We’re planning an elaborate feast for Thanksgiving this year. (For my immediate family, because that’s clearly the right choice). Each dish is a favorite of one or more in our house; they’ve all been in rotation for years.
Some of our traditional family recipes require days of prep work, making doughs, roasting squashes, boiling cranberries. Other recipes are prepared all on Thursday, but require special ingredients. I’m only grocery shopping every other week these days, so I bought most of those ingredients a full 10 days before the big day.
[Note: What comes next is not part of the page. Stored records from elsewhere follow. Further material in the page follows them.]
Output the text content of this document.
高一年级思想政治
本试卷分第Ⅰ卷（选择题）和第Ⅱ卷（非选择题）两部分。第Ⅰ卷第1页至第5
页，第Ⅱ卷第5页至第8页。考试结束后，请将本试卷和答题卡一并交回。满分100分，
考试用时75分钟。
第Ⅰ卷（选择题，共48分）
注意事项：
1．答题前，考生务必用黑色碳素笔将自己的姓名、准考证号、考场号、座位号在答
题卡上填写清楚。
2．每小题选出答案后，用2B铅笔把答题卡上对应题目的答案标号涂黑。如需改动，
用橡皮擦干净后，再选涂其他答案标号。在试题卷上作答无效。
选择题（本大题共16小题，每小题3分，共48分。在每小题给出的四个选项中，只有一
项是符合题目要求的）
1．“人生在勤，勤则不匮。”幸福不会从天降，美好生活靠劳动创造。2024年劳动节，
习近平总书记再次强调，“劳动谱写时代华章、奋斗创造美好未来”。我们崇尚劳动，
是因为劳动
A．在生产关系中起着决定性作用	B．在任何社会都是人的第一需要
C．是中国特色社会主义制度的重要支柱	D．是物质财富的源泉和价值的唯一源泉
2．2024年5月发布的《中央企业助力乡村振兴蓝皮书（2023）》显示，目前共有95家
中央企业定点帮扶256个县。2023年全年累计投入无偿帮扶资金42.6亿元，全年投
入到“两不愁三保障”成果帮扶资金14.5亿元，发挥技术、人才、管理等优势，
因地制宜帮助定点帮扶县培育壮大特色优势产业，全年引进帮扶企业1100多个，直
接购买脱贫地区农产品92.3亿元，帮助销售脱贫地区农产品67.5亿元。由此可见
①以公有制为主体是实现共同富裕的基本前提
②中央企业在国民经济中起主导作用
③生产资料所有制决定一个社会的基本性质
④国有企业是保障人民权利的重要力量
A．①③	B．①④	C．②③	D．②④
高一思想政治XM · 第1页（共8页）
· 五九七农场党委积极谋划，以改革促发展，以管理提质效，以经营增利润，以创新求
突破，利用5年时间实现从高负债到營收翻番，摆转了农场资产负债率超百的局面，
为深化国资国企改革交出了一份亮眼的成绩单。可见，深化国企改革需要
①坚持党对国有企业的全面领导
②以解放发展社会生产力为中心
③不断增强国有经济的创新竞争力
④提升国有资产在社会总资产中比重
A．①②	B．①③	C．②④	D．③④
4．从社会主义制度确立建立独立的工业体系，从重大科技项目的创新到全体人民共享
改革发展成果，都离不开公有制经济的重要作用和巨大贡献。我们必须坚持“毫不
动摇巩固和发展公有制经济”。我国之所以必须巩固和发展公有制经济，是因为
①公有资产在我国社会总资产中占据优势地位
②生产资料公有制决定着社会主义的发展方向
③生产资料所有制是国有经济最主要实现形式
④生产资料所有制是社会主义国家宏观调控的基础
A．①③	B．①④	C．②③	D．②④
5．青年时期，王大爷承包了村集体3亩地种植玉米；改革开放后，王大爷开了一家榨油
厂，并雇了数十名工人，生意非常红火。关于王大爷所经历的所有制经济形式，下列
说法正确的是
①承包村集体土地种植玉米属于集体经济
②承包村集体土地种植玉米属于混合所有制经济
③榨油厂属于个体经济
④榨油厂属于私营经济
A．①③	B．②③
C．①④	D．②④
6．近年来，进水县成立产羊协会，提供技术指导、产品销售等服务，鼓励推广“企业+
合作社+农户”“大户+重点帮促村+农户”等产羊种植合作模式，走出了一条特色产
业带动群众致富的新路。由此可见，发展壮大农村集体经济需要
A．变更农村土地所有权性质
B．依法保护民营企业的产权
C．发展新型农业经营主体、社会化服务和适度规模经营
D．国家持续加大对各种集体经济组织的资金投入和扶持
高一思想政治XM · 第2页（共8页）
We aren’t having concerts these days, at least nothing like the concerts of 2019 and before. But it’s in planning concerts and rehearsals that I gained the mindset to plan for Thanksgiving. Because, of course, we can’t plan a concert on the day it’s happening. Weeks–sometimes months–of preparation go into the big day. (I’ll never forget the painstaking work to get Veljo Tormis’ 10-minute long Incantatio Maris Aestuosi off the page with my 12-voice high school group…it was the musical equivalent of prepping a turducken for Thanksgiving. Deciding to put it into the repertoire a few weeks before performance would not have been possible, just as you couldn’t wake up Thanksgiving morning and decide to serve a turducken.)
The art of planning well in advance requires a bifurcation of mind – focusing simultaneously on the present and on some moment in the future. Without a focus on both, you will not successfully arrive at that future moment.